You do not need swap mode as you are using locally hosted fonts and this is mainly for google fonts or fonts held elsewhere that take longer to download - I would preload your local fonts however so they are one of the first to be rendered.

I am not to sure what you mean by lazy mode the whole site?

Thanks @Michael @FranklyCo for the positive feedback on my work, too bad the FOUC ruins the experience a bit.
For the website designs you’re talking about, which one are you referring to? “lepackweb.com” or “pacenergie45.fr”

Thanks also for those answers. Despite the changes, it still flashes but I’ll keep investigating.

Haha I agree with you on preloaders, it’s an outdated practice and I also think that speed shouldn’t be the only focus.

How can I make sure that locally hosted fonts and CSS are loaded before the page?

Regarding the Lazy mode, if I understand correctly, it loads the content when it’s visible in the viewport? I don’t think it’s suitable for all situations, so my question was whether it’s better to target the elements that we want to exclude from lazy load or to disable it altogether?

Thank you for all

Victor

Hi @Victor45 - Jumping in with a few ideas here.

We’ve recently made the leap to FSE (Gutenberg & Bricks) after using Avada, Divi and others. Theres a snippet we use for all sites experiencing FOUC which should work just fine on Bricks as well. You shouldn’t need this, but in a case where there is an element or subframe which is not being properly called in time, this is a silver bullet to resolve it from my experience.

Paste this to your HEAD code injector in Bricks or JS file:

	//eliminate fouc hero flashing - https://www.markhendriksen.com/how-to-fix-divi-flashing-unstyled-content-on-page-load/ 
var elm=document.getElementsByTagName("html")[0];
elm.style.display="none";
document.addEventListener("DOMContentLoaded",function(event) {elm.style.display="block"; });

This has solved many issues in the past, not exclusive to Divi.

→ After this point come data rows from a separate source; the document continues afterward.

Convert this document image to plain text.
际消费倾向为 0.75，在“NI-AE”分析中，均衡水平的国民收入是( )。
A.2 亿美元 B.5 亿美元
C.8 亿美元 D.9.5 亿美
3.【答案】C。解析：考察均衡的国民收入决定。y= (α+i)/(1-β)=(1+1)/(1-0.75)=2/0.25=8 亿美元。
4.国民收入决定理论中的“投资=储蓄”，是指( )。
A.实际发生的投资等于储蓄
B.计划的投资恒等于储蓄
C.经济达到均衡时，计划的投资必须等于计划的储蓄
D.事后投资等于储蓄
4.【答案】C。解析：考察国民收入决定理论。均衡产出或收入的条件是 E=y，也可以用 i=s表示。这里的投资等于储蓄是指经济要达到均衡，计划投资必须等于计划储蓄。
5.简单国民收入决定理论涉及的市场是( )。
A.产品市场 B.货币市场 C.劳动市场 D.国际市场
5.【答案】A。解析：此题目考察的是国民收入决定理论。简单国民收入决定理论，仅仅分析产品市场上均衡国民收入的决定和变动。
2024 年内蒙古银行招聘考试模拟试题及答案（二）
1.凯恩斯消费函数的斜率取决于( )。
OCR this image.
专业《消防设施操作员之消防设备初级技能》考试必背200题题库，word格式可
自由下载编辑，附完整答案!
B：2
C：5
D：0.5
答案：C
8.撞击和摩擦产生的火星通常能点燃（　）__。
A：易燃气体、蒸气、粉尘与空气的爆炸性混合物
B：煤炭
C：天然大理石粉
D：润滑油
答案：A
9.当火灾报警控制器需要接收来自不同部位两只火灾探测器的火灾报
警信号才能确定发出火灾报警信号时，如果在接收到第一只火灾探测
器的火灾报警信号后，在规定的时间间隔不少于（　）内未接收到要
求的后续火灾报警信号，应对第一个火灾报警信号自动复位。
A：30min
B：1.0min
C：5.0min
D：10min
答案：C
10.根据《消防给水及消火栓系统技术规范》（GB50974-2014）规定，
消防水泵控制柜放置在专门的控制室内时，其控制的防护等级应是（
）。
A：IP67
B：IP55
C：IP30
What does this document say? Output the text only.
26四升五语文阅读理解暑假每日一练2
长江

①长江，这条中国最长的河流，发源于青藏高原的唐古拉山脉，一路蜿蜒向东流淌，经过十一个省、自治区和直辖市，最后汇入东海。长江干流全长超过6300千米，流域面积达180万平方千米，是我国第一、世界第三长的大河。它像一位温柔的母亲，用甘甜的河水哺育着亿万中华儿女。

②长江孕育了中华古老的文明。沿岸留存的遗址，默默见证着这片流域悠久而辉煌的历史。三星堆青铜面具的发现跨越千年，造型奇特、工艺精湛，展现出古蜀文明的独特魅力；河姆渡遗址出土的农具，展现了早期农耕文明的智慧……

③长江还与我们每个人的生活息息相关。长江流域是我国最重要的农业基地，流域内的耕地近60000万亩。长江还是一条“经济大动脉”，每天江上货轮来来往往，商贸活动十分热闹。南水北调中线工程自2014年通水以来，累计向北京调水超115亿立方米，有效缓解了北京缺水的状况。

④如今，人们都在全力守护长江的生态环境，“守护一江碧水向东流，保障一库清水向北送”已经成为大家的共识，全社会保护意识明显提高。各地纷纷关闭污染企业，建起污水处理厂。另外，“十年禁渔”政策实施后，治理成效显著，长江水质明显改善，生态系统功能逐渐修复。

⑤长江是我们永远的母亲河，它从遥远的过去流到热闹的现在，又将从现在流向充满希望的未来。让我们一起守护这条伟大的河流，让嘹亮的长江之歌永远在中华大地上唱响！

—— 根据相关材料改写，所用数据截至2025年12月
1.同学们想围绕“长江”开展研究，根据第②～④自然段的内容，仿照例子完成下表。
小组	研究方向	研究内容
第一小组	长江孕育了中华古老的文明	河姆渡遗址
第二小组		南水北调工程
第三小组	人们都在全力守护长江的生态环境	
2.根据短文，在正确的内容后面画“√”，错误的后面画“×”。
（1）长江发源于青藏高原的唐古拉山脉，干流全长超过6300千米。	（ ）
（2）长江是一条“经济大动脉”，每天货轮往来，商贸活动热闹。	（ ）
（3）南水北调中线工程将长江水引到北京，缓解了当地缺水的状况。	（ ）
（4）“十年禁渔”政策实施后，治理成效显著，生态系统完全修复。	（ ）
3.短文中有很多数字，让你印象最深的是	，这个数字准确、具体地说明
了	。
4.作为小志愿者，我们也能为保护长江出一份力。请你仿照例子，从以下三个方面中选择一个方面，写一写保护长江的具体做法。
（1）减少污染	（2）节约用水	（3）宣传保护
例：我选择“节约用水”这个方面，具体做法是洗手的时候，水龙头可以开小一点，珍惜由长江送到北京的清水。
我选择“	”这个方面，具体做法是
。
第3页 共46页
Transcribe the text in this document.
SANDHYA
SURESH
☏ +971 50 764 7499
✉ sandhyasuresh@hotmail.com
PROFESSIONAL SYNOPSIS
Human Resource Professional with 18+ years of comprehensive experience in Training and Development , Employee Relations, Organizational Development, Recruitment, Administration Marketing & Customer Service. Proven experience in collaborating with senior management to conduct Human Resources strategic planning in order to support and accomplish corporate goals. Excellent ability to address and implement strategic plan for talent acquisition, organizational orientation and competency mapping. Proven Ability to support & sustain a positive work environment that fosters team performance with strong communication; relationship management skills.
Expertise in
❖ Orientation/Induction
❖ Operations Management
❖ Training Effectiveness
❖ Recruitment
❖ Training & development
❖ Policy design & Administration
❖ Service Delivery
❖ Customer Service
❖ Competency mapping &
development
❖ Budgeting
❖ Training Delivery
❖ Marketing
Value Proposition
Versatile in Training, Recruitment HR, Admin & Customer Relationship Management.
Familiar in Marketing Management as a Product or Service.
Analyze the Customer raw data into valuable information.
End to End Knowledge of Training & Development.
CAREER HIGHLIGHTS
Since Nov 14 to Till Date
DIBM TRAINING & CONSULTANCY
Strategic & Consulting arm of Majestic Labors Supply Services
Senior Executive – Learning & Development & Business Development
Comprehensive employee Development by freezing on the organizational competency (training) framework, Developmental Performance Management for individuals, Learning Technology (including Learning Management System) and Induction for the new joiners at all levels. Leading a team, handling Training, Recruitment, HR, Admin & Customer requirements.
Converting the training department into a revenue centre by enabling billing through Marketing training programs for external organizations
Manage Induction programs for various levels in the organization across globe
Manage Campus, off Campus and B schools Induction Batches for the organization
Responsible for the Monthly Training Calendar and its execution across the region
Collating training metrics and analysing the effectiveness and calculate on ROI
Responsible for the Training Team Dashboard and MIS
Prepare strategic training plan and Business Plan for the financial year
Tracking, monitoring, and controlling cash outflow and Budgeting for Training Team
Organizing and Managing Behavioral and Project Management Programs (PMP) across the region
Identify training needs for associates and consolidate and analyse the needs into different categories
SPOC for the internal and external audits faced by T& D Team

  • The first line looks for the first element with the tag name “html” from the current page and assigns it to variable “elm”.
  • The second line sets a “display” property of the “elm” variable to “none” which will briefly (split second) hide the entire HTML content of the page.
  • The next line is a DOMContentLoaded event, which will fire when the initial HTML document has been completely loaded and parsed out, without waiting for stylesheets, images, frames, etc. to finish rendering or loading.
  • Inside the event listener, the display property is then set back to “block”, which will make all the HTML content visible again.

Test it on your own site’s before deploying first, of course. I’ve noticed a drastic reduction of any page flickering, font switching and general FOUT just from using this.

In regards to the Lazy Load, Bricks has an option in Bricks > Settings to offset the default value of pixels for Lazy Loading to occur. I’ve been setting all my Bricks sites to 900px and haven’t seen any issues with image rendering.

Hopefully one or both of these will help with this for you.